In bigger fundraising news with more immediate implications for our energy system, next-generation geothermal darling Fervo Energy has raised another $462 million in a Series E round to help push its first power plants over the finish line, as Matthew wrote about this morning.
When Sanae Takaichi became the first Japanese woman to serve as prime minister in October, I told you at the time how she wanted to put surging energy needs ahead of lingering fears from Fukushima by turning the country’s nuclear plants back on and building more reactors. Her focus isn’t just on fission. Japan is “repositioning fusion energy from a distant research objective to an industrial priority,” according to The Fusion Report.
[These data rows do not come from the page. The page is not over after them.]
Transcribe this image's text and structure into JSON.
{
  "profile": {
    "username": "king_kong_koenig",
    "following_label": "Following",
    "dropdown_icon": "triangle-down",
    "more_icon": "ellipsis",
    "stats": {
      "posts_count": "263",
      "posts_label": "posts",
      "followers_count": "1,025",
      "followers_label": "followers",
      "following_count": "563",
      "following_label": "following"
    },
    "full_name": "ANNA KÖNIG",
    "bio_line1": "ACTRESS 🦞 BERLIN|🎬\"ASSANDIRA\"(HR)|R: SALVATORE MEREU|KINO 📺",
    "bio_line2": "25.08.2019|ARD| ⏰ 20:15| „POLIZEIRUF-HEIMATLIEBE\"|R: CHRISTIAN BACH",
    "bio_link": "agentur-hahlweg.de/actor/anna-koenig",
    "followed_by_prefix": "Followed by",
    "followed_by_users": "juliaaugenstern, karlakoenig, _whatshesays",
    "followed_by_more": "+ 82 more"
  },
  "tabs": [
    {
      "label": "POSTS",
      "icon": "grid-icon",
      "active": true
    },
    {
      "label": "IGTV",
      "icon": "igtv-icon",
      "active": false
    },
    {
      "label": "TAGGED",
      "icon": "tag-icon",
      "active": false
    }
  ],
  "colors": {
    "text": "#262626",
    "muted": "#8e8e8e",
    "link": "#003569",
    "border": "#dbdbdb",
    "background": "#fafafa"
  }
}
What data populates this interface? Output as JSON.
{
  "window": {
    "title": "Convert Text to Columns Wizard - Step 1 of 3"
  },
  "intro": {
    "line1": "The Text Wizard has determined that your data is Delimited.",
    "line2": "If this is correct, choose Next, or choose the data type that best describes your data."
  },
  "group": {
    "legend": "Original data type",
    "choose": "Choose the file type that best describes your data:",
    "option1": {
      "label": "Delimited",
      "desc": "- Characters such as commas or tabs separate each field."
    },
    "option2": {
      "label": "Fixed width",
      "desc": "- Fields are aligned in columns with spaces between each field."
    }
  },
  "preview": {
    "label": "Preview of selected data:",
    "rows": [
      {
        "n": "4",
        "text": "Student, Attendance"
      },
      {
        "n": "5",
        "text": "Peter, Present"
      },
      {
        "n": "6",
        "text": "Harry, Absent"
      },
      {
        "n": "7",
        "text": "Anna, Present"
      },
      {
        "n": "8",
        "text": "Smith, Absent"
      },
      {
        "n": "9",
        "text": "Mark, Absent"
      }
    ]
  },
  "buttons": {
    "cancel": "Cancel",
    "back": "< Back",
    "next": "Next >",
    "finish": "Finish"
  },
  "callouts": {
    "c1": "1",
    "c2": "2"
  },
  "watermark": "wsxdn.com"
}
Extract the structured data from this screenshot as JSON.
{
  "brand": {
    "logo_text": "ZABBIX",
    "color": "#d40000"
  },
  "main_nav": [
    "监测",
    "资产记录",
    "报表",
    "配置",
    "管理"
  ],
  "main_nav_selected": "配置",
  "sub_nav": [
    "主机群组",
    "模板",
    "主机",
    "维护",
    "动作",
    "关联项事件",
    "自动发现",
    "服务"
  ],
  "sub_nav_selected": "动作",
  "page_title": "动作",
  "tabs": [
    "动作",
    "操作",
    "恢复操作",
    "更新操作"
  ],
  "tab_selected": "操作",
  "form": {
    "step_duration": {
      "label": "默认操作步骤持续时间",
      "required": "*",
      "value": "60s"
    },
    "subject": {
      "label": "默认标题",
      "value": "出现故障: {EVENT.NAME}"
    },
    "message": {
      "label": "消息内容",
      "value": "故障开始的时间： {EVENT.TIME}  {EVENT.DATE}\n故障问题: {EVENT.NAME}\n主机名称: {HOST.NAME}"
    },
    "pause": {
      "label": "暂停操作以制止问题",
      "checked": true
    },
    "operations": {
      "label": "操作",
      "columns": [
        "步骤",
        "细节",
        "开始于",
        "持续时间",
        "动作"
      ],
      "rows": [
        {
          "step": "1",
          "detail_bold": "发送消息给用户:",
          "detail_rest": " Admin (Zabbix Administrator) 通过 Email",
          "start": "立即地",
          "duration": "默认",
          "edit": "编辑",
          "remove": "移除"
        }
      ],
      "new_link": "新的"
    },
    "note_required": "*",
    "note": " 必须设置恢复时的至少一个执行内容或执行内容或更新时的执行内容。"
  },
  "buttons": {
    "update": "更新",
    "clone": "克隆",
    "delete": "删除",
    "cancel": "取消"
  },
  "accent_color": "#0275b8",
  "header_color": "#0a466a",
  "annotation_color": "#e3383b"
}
And Helical Fusion has emerged as its national champion. The Tokyo-based company has signed the first power purchase agreement in Japan for fusion, a deal with the regional supermarket chain Aoki Super Co. to power some of its 50 stores. The Takaichi administration has signaled plans to increase funding for fusion as the new government looks to hasten its development. While “Japan still trails the U.S. and China in total fusion investment,” the trade newsletter reported, “the policy architecture now exists to close that gap rapidly.”
Another day, another emerging energy or climate technology gets Google’s backing. This morning, the carbon removal startup Ebb inked a deal with Google to suck 3,500 tons of CO2 out of the atmosphere. Ebb’s technology converts carbon dioxide from the air into “safe, durable” bicarbonate in seawater and converting “what has historically been a waste stream into a climate solution,” Ben Tarbell, chief executive of Ebb, said in a statement. “The natural systems in the ocean represent the most powerful and rapidly scalable path to meaningful carbon removal … Our ability to remove CO2 at scale becomes the natural outcome of smart business decisions — a powerful financial incentive that will drive expansion of our technology.”